Raad voor Vreemdelingenbetwistingen - Termijn van beroep tegen beslissingen van commissaris-generaal voor de vluchtelingen en de staatlozen - Verwijderings- en terugdrijvingsmaatregel - Vordering bij uiterst dringende noodzakelijkeheid - Termijn
Bij arrest nr. 81/2008 van 27 mei 2008 heeft het Grondwettelijk Hof zich uitgesproken over beroepen tot vernietiging van sommige bepalingen van de wet van 15 december 1980 «betreffende de toegang tot het grondgebied, het verblijf en de verwijdering van vreemdelingen, zoals gewijzigd door de Wet van 15 september 2006 tot hervorming van de Raad van State en tot oprichting van een Raad voor Vreemdelingenbetwistingen».
Art. 39/57, eerste lid, van de wet werd vernietigd omdat de termijn voor het instellen van een beroep bij de Raad voor Vreemdelingenbetwistingen, tegen de beslissingen van de Commissaris-generaal voor de vluchtelingen en de staatlozen werd vastgesteld op vijftien dagen, terwijl de beroepen tot vernietiging van de beslissingen van de Dienst Vreemdelingenzaken genomen met toepassing van de wet van 15 december 1980 binnen een termijn van dertig dagen moeten worden ingesteld. Voor dat verschil in behandeling ziet het Hof geen redelijke verantwoording. Art. 39/82, § 4, dat ten aanzien van de vreemdeling die het voorwerp is van een verwijderings- of terugdrijvingsmaatregel, in een termijn van vierentwintig uur voorziet om een vordering bij uiterst dringende noodzakelijkheid in te dienen, werd gedeeltelijk vernietigd, omdat deze termijn te kort is om een deugdelijk verweer te voeren. Volgens het Hof staat het aan de wetgever om een nieuwe termijn vast te stellen. Een termijn van drie dagen is volgens het Hof een minimum. Samenhangend met de gedeeltelijke vernietiging van art. 39/82, § 4, werd ook art. 39/83, dat de termijn gedurende welke niet tot gedwongen uitvoering van een verwijderings- of terugdrijvingsmaatregel kan worden overgegaan, vaststelde op vierentwintig uur, vernietigd.

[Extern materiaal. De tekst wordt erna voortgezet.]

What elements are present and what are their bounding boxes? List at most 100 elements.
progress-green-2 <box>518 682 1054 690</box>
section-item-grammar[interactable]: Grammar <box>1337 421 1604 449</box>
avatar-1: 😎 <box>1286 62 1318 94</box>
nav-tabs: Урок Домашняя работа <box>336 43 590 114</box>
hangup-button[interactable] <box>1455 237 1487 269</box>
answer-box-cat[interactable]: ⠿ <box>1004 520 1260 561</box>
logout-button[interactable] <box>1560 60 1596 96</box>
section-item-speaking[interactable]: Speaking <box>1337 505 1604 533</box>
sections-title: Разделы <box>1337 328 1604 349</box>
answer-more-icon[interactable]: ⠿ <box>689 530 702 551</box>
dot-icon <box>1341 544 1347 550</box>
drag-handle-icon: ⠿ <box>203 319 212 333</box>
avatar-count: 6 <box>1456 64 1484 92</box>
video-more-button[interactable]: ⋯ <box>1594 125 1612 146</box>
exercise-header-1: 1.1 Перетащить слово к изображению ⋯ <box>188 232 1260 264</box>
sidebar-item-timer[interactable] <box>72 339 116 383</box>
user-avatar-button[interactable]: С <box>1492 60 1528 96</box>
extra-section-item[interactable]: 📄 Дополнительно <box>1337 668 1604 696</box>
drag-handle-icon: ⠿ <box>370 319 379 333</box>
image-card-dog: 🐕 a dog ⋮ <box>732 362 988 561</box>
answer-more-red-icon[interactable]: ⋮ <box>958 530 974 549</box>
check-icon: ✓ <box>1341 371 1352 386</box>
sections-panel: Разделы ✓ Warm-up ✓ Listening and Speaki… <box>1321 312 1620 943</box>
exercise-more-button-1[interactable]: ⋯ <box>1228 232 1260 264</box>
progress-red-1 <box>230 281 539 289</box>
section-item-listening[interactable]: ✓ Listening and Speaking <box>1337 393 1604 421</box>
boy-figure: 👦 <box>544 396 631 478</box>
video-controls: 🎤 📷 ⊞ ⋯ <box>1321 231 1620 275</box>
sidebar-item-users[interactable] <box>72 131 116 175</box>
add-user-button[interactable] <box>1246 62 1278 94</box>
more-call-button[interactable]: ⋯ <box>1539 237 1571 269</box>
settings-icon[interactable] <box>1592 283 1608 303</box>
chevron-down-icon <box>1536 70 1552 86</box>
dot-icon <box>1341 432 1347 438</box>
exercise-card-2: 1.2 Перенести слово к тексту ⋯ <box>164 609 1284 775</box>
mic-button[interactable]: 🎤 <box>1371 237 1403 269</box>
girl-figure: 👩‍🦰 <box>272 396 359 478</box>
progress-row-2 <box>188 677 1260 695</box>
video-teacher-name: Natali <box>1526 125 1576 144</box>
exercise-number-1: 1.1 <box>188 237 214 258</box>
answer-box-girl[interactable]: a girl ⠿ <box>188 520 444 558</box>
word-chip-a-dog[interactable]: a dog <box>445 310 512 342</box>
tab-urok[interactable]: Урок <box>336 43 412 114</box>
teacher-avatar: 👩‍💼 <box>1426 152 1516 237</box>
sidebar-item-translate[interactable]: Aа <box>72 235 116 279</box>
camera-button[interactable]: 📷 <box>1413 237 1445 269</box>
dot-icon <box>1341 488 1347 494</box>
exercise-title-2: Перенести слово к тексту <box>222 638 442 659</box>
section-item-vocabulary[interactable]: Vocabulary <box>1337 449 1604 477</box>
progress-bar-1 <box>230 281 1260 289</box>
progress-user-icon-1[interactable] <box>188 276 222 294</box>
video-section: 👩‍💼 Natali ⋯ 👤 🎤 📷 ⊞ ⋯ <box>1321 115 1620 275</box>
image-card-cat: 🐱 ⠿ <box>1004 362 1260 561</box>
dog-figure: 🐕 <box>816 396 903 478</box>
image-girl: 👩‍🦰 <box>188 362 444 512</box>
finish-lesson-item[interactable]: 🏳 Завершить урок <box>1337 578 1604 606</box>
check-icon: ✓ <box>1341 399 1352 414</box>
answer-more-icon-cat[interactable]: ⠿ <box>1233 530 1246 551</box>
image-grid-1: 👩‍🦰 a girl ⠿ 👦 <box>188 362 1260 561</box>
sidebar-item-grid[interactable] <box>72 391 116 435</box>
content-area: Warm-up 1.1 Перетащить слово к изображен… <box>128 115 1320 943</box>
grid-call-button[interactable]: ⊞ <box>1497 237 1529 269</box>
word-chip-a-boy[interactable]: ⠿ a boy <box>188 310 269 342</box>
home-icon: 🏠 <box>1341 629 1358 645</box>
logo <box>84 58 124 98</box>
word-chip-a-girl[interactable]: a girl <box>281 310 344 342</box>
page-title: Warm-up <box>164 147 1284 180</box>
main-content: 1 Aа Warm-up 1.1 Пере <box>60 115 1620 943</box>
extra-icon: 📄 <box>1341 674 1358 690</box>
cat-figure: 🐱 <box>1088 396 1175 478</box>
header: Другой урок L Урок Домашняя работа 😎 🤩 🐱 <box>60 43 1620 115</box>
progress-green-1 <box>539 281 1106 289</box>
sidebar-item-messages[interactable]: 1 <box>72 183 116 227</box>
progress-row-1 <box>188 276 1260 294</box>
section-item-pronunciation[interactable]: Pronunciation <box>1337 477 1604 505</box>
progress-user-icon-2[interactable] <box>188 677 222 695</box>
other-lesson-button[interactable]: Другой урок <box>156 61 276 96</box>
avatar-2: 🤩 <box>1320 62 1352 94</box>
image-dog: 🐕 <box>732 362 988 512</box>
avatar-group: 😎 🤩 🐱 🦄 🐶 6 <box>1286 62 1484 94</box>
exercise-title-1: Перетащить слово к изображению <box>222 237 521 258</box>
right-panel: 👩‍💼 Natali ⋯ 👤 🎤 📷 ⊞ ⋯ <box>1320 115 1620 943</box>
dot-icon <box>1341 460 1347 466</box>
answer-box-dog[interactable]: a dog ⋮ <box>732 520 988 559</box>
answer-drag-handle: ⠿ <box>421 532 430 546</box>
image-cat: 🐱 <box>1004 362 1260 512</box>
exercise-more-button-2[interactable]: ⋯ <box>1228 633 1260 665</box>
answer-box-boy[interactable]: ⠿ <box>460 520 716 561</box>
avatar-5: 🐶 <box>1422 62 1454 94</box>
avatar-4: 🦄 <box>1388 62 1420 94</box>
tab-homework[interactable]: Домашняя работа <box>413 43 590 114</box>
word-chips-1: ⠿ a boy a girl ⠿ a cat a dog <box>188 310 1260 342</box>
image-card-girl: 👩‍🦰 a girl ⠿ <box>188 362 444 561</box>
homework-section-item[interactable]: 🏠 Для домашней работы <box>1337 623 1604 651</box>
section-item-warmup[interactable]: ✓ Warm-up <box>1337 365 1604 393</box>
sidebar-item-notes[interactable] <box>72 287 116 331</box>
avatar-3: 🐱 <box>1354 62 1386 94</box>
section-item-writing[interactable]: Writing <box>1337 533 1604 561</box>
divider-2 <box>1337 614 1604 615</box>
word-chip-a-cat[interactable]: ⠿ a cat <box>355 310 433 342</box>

Teneinde de wetgever de mogelijkheid te geven de wetgeving aan te passen, handhaaft het Hof de gevolgen van de vernietigde bepalingen tot 30 juni 2009.
Ten slotte werden de artikelen 39/82, § 4 en 39/85 gedeeltelijk vernietigd. Met toepassing van deze bepalingen werd de dwanguitvoering van een verwijderings- of terugdrijvingsmaatregel opnieuw mogelijk, indien de Raad voor Vreemdelingenbetwistingen zich niet binnen tweeënzeventig uur na de ontvangst van het verzoekschrift heeft uitgesproken. Het Hof acht het niet verantwoord dat aan het stilzitten of stilzwijgen van het rechtscollege gevolgen worden verbonden die nadelig zijn voor de persoon die het beroep heeft ingediend.